Some say a spoonful of sugar helps the medicine go down, but the use of milk sugar (lactose) and other animal products in birth control pills may be hard for animal lovers to swallow. While eliminating their contributions to animal suffering through the foods they eat, the fabrics they wear, and the personal hygiene products they use, vegans still may not think twice about the medications they take on a routine basis. But, like many nutritional supplements and pharmaceutical drugs, the birth control pill is produced using processes and materials that exploit animals.

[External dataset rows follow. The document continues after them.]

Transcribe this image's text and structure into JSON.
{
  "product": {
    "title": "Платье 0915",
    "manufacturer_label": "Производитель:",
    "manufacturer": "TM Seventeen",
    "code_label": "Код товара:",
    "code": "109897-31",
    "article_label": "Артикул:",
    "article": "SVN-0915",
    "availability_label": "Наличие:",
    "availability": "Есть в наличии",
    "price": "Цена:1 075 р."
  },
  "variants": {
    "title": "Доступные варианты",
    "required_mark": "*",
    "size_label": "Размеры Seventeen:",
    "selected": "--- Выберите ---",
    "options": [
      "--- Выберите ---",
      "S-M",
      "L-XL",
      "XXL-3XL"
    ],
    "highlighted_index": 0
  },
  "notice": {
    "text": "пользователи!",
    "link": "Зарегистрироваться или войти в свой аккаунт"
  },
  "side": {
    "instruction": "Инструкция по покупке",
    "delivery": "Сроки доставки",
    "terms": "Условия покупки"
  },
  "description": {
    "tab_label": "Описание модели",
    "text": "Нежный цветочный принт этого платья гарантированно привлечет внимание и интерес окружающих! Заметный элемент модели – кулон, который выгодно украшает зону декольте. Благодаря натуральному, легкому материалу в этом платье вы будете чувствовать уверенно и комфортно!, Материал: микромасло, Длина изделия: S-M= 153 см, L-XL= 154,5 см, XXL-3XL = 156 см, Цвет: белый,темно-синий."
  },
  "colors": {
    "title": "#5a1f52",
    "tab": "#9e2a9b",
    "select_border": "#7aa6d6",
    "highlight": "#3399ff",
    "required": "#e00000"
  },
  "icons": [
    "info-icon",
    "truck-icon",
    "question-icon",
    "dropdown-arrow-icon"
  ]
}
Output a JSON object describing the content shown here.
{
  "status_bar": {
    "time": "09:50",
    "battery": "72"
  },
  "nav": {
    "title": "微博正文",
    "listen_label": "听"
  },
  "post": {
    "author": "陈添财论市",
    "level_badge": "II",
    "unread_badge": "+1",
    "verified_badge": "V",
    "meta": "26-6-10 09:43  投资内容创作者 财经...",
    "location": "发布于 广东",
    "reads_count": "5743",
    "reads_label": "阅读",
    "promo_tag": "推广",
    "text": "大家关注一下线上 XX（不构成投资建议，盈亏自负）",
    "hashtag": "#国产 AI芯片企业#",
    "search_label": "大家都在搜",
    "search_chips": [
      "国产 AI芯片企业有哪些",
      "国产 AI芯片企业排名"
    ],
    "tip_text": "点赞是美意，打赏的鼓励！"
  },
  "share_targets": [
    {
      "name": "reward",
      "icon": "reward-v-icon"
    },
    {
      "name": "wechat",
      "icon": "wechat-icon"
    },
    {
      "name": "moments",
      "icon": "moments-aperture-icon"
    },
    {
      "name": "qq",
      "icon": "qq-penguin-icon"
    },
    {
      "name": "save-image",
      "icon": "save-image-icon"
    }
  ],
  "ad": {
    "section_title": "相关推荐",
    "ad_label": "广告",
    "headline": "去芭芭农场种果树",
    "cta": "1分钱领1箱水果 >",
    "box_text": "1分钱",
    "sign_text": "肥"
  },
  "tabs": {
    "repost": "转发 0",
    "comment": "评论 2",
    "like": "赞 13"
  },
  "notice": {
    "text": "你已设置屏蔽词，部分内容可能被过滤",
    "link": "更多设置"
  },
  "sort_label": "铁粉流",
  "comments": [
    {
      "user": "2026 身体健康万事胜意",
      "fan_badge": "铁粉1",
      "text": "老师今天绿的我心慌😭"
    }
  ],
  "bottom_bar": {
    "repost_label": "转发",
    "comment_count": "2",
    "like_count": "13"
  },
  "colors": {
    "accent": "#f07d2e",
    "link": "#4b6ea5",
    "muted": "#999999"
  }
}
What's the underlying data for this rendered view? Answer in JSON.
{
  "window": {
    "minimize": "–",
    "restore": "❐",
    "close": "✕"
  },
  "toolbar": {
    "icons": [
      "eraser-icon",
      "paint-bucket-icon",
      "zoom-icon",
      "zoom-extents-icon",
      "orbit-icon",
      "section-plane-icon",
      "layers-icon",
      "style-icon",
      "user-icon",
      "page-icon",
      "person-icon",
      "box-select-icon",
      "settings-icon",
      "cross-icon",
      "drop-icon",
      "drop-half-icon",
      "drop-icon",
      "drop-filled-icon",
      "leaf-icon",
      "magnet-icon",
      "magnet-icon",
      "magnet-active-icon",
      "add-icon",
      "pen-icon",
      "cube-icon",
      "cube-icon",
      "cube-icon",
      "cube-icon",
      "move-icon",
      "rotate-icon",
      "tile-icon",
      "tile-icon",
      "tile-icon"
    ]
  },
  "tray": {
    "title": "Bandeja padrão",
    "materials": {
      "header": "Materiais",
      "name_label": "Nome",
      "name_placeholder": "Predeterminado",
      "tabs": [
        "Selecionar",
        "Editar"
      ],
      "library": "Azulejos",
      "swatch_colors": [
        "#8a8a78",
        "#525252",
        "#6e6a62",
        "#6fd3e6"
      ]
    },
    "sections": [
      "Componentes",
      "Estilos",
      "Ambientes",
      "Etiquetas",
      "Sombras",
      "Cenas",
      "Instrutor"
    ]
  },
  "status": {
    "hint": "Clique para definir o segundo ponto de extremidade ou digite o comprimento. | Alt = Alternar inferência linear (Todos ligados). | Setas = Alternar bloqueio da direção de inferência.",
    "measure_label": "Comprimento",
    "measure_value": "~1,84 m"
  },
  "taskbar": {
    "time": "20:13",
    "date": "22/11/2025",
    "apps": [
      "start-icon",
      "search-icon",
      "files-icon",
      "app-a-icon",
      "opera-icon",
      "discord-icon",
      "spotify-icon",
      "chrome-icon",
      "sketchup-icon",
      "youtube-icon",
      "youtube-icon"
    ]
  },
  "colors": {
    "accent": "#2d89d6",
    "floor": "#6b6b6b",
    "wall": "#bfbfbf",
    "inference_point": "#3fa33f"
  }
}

All forms of The Pill, as well as hormonal intrauterine devices (IUDs), contain progestin, a synthetic hormone that is made in labs using cholesterol sourced from animals in many cases. No matter the brand or hormones, all oral contraceptives contain lactose, a sugar that is found in cows’ milk and harvested by humans through artificial insemination. According to Drugs.com, lactose is used to compress pills into solid form and is a “pharmacologically inactive substance,” meaning it is not necessary to the effectiveness of any drug. Healthline reports that this “filler ingredient” can make pills “easier to swallow”; it is, in other words, an animal product that could be avoided in drug production. Some oral contraceptives also contain stearic acid, another unnecessary animal-derived material used to “improve the consistency” of the pills. The copper IUD is one of the only contraceptive options free of animal products, although—as with all contraceptive methods for women—they are tested on animals.
Worldwide laws and regulations currently require all medicines to be tested on animals before they can be tested on humans during clinical trials. In this regard, no medications are animal-friendly, and the industry does not offer any cruelty-free alternatives. Animal testing for cosmetics has been banned in the European Union since 2013, and the global pharmaceutical industry can and should follow suit by abandoning animal experimentation in favor of employing the existing alternatives, such as in vitro and computer-based tests, and exploring new ones.
So what’s a vegan to do? The Vegan Society defines veganism as “a way of living which seeks to exclude—as far as is possible and practicable—all forms of exploitation of, and cruelty to, animals for food, clothing or any other purpose.” Due to the complete lack of animal-friendly birth control pills, combined with the utility and frequent necessity of hormonal birth control, The Pill falls under the “practicable” exception… that is, until pharmaceutical companies can get with the times and make use of ingredients and practices that are not built upon cruelty to or exploitation of animals.